ENCODE project: Yale team finds order amidst the chaos within the human genome
The massive Encyclopedia of DNA Elements (ENCODE) unveiled Sept. 5 reveals a human genome vastly more rich and complex than envisioned even a decade ago. In a key supporting paper published in the journal Nature, the lab of Yale's Mark Gerstein, the Albert L. Williams Professor of Biomedical Informatics, has found order amidst the seeming chaos of trillions of potential molecular interactions.
The scientists show it is not just the gene, but the network that makes the human genome dynamic.
"We now have a parts list of what makes us human," Gerstein said. "What we are doing is figuring out the wiring diagram of how it all works."
What Gerstein has found is a regulatory network that has properties similar to, say, the connections in a social network or the organizational chart of a Fortune 500 company. Using sophisticated mathematical modeling, his team traced the cascade of a half million molecular interactions triggered by 119 transcription factors—special genes that can simultaneously activate or silence thousands of genes. The model shows that these transcription factors are wired together in a hierarchical fashion, with some factors operating like top-level executives, and some as middle managers or shop foremen. Together they regulate the 20,000 or so genes in the human genome.

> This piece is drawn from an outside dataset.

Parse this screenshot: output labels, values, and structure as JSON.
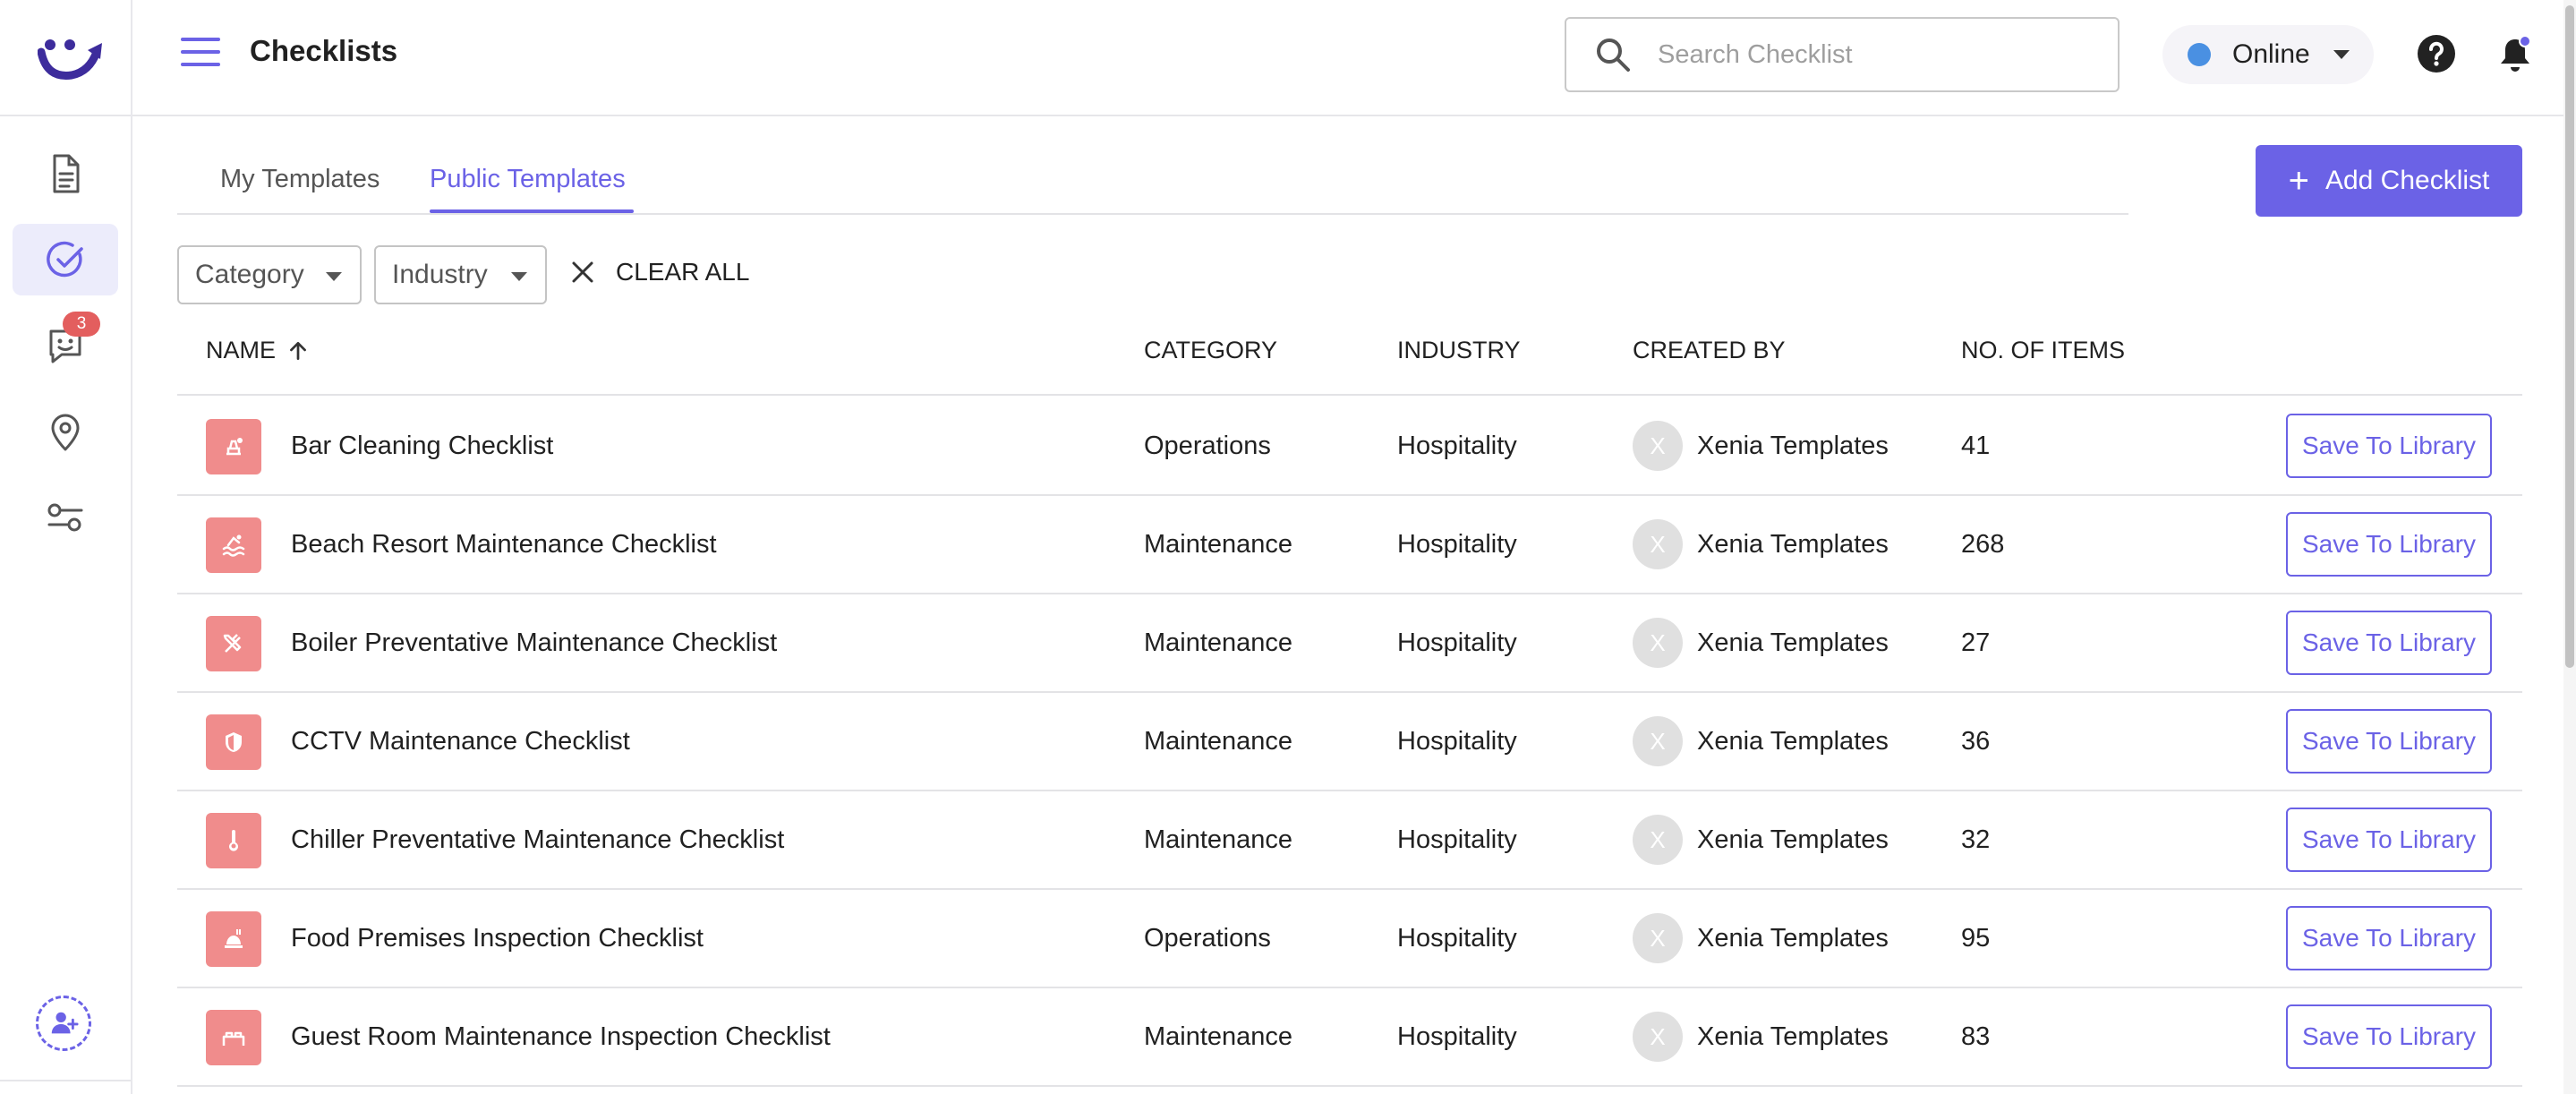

By necessity, this hierarchical structure creates information-flow bottlenecks at the level of "middle managers," which Gerstein's team shows work together to more efficiently regulate target genes and ease the bottlenecks. This means that the human genome is organized much more democratically than say, the top-down command system of the military, Gerstein says.
However, the "executive-level" transcription factors do tend to have the most influence in key functions such as driving gene expression, and also have better connections with other genes in different molecular networks. Attesting to their importance to survival, these "executives" tend to be more conserved across populations.
Gerstein notes that both the size and flexibility of the human genome makes it different than many other organisms studied so far. Model organisms such as worms or flies have a simpler diagram—a switch-like promoter close to a gene is responsible for all its regulation. But the ENCODE project shows dramatically that there are hundreds of thousands of more distant elements, known as enhancers, that can influence human gene action from afar. Gerstein's team found that networks regulated by enhancers tend to be wired differently than those regulated by nearby promoters.
"This wiring diagram gives us framework to interprets the many variants of personal genomes that don't directly affect genes," Gerstein said.
Key Yale contributors to this research include Koon-Kiu Yan, Chao Cheng, Xinmeng Jasmine Mu, Ekta Khurana, Joel Rozowsky, Roger Alexander, and Sherman Weissman.
The work was funded by the National Human Genome Research Institute.
Within the genome, sex does matter
Yale researchers studying the human genome say they can now tell how much "mom" and how much "dad" is genetically active in each of us.
These gender-specific markers may not determine which parent can take credit—or the blame—for the successes or shortcomings of their offspring; however, they could help explain differences in human populations.
"We can now track the relative genetic contribution of mom and dad," said Gerstein.
All human beings are born with two copies of the genome—one from the mother and one from the father. However, sometimes only one of the copies, or alleles, ends up being biologically active for a particular gene. Based on an analysis of the massive amounts of data generated by the ENCODE project, Yale researchers observed this occurs 10 to 20 percent of the time. Researchers did not analyze the functions of these maternal and paternal specific genes and regulatory networks. However, they did note that these "gender-specific" networks tend to be evolving more rapidly than other networks.
"Perhaps, they account for the differences we see among individuals," Gerstein said.
Fossil DNA resurrected in contemporary human genome
Among the oddities turned up during the exploration of the human genome are pseudogenes—stretches of fossil DNA, evolutionary remnants of an active biological past. Yale researchers using sophisticated data mining and statistical models have discovered that many of these genes may not be quite dead after all, as they report in the journal Genome Biology.
These ancient genes no longer code for proteins that carry out life's functions. However, the Yale team shows many of them are resurrected to produce non-coding RNAs, which scientists now know are crucial to the activation and silencing of protein-coding genes throughout the genome.
"This is another example of nature not wasting resources, a story we see repeated time and time again throughout the 3 billion letters of our genome," said Gerstein, senior author of the paper.
The existence of pseudogenes illustrates how human evolution may have worked. The pseudogenes have been inherited from functional ancestors but rendered obsolete via a variety of genetic mechanisms. This is an ongoing procedure, and some pseudogenes could have "died" relatively recently in human history, Gerstein's team found. However, at the same time, some pseudogenes may have been resurrected and harbored an ability to produce tiny RNAs, some of which may have regulatory activity in an advantageous way. As a result, they remain preserved in the genome, note the scientists.